Des visions qui nous offrent une cristallographie de l’existant, du monde, une exploration des états gazeux, liquides, solides du cristal cosmique. Deux ans avant sa série « Babylon babies » (2001), portraits frontaux d’adolescents venus des quatre coins de la Babylone planétaire, la série « Liquid Crystals », consacrée aux jeunes, désigne par son titre cet entre-deux âge où le cristal ne s’est pas encore induré, où tout est encore possible. Nous sont délivrés les états cristallins multiples (translucide, pur, fêlé, opaque, liquide, solide, etc.) que traversent la société, nos corps, nos pulsions, nos territoires psychiques.
L’artiste fit une entrée fracassante sur la scène artistique avec ses peintures textiles, monochromes noirs à l’impressionnante rythmique, construite sur une répétition minimaliste qui libère des espaces du dedans dirait Michaux. En 1986, traitant du culte de la souffrance dans les nouveaux régimes sportifs du corps, l’installation vidéo « Les larmes d’acier », tour de Babel de plusieurs moniteurs, marque un tournant en forme de coup de tonnerre.

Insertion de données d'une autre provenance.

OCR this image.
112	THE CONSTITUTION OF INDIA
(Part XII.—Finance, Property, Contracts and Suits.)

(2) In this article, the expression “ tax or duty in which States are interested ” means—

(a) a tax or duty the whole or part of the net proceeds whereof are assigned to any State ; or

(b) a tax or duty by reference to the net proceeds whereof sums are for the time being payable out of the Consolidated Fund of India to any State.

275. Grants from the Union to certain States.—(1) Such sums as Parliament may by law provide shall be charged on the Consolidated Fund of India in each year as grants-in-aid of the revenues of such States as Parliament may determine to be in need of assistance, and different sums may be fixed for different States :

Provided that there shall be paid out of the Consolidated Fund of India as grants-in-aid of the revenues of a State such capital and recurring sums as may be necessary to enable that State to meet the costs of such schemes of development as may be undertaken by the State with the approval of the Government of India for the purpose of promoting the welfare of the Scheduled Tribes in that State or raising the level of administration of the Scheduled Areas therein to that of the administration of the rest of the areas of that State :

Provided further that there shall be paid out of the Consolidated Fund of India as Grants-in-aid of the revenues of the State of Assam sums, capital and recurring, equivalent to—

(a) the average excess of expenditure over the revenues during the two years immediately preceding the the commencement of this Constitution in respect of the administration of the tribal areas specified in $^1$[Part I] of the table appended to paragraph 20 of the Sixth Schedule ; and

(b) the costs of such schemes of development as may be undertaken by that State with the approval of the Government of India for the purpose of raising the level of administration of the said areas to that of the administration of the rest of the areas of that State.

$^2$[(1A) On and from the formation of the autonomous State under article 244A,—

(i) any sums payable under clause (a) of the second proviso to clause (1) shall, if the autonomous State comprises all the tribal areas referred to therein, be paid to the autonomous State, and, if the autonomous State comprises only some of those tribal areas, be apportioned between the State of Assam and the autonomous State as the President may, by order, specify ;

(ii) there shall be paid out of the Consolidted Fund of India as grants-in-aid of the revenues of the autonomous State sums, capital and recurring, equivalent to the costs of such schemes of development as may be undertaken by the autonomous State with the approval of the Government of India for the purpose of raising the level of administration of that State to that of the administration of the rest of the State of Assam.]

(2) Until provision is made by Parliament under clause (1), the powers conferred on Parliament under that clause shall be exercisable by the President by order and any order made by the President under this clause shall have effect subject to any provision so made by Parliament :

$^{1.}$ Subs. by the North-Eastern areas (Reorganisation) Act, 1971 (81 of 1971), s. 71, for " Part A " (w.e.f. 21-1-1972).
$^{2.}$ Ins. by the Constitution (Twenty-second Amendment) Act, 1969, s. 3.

Mues par une quête perpétuelle, ses créations ne pouvaient se cantonner dans un territoire expressif. Elles s’emparent de tous les médiums visuels et sonores, peinture, sculpture, installations vidéos et multimédias, photographie, films, créations sonores, interventions urbaines. Pour saisir le monde en tous ses états (le monde extérieur, nos mondes intérieurs), tous les formats, les supports, les registres sont explorés et réinventés par leur combinaison, leur juxtaposition, leur alliance. L’inédit provient de la mise en tension d’oeuvres chthoniennes (sculptures monumentales, vidéo-sculptures) et de mondes sonores, pixellisés cheminant en direction de l’immatériel. Au creux des états de la matière, Marie-Jo Lafontaine plante sa tente, fascinée par la juxtaposition du solide et de l’éthéré, par le brouillage du tactile et de l’optique. Le rétinien se désaxe dans l’audible. Les frontières de chacune des disciplines se voient repoussées. Marie-Jo Lafontaine a été l’une des pionnières de cette redéfinition des possibilités de l’art.

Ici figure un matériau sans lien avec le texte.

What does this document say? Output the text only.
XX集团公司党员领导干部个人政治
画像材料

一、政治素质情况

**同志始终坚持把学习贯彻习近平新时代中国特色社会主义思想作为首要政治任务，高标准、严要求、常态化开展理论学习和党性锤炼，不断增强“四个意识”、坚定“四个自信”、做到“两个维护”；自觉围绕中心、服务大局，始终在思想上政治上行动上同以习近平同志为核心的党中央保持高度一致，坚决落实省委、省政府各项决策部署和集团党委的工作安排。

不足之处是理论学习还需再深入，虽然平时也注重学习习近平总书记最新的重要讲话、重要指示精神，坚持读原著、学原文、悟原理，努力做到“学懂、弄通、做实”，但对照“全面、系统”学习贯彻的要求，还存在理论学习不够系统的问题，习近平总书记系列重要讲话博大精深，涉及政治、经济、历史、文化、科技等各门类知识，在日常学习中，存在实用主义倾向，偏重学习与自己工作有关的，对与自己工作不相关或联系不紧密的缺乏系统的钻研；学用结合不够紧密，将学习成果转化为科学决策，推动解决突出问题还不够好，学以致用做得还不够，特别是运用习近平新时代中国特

Son oeuvre s’inscrit dans un esprit de résistance à tout ce qui enferme, à tout ce qui nous Big Brother. L’urgence du geste répond à l’urgence des événements qui frappent notre vivre ensemble, à l’urgence du feu qui nous consume. Citons les films, les installations vidéos ou multimédias « Passio » (1990), « Jeder Engel ist Schrecklich » (1992) au titre emprunté à Rilke, « Dark Pool » (2001), « Dance the world » (2008), « Kontrol Station » (2008), convoquons les sculptures monumentales, « Gardiens du jeu », immenses totems interrogeant la corrida, sa violence, sa lutte à mort ou encore l’événement « Be-side-me » (2015) où la question des migrants se voit transmuée souverainement dans des aquarelles vernies composées de couches superposées. Là où le vernis révèle les teintes, Marie-Jo Lafontaine, immense artiste de la couleur, révèle les dynamismes socio-politiques, les devenirs inhumains de l’humain en cours.
« Liquid Crystals », « Babylon Babies », « Les Fables de La Fontaine », « Le jardin d’enfants », « Les baigneuses », « Les roses », « Join the circus », « Kinder der Ruhr », « Banana Kisses and Frozen margaritas », etc. Son travail photographique, parfois allié aux monochromes, interroge la vie abritée derrière les portraits d’enfants, d’adolescents, la poussée du vivant derrière des fleurs dont les couleurs, les textures exubérantes laissent entrevoir le germe de la croissance organique et la fin de toute chose. Le temps présent est moins enregistré, figé que cueilli. Les êtres animés ou inanimés sont chargés d’une présence qui interpelle. La frontalité des portraits, la nudité des regards interdit toute dérobade du spectateur. Le Visage métaphysique comme sacralité païenne, comme énigme surgit derrière les visages empiriques. Dans la série « Banana Kisses and Frozen margaritas », la coexistence des fleurs et de l’humain ne désaxe pas l’homme vers le végétal ni le floral vers l’humain, ne les entraîne pas dans un devenir autre, dans des noces interrègnes, mais aiguise leurs états oniriques, leurs paysages internes. Retranchées en deçà des puissances du verbe, dans la zone d’un visible exploré sans l’ombre du dicible, inscrites dans une proximité avec le pictural, les photographies de Marie-Jo Lafontaine mettent à jour la nudité de l’existence, sa fragilité, ses aventures chromosomico-cosmiques, ses morts cellulaires et ses promesses de résurrection. Comme une tentative d’aller jusqu’au bout d’un voir qui ne soit que voir avant de l’hybrider au dicible, à l’audible.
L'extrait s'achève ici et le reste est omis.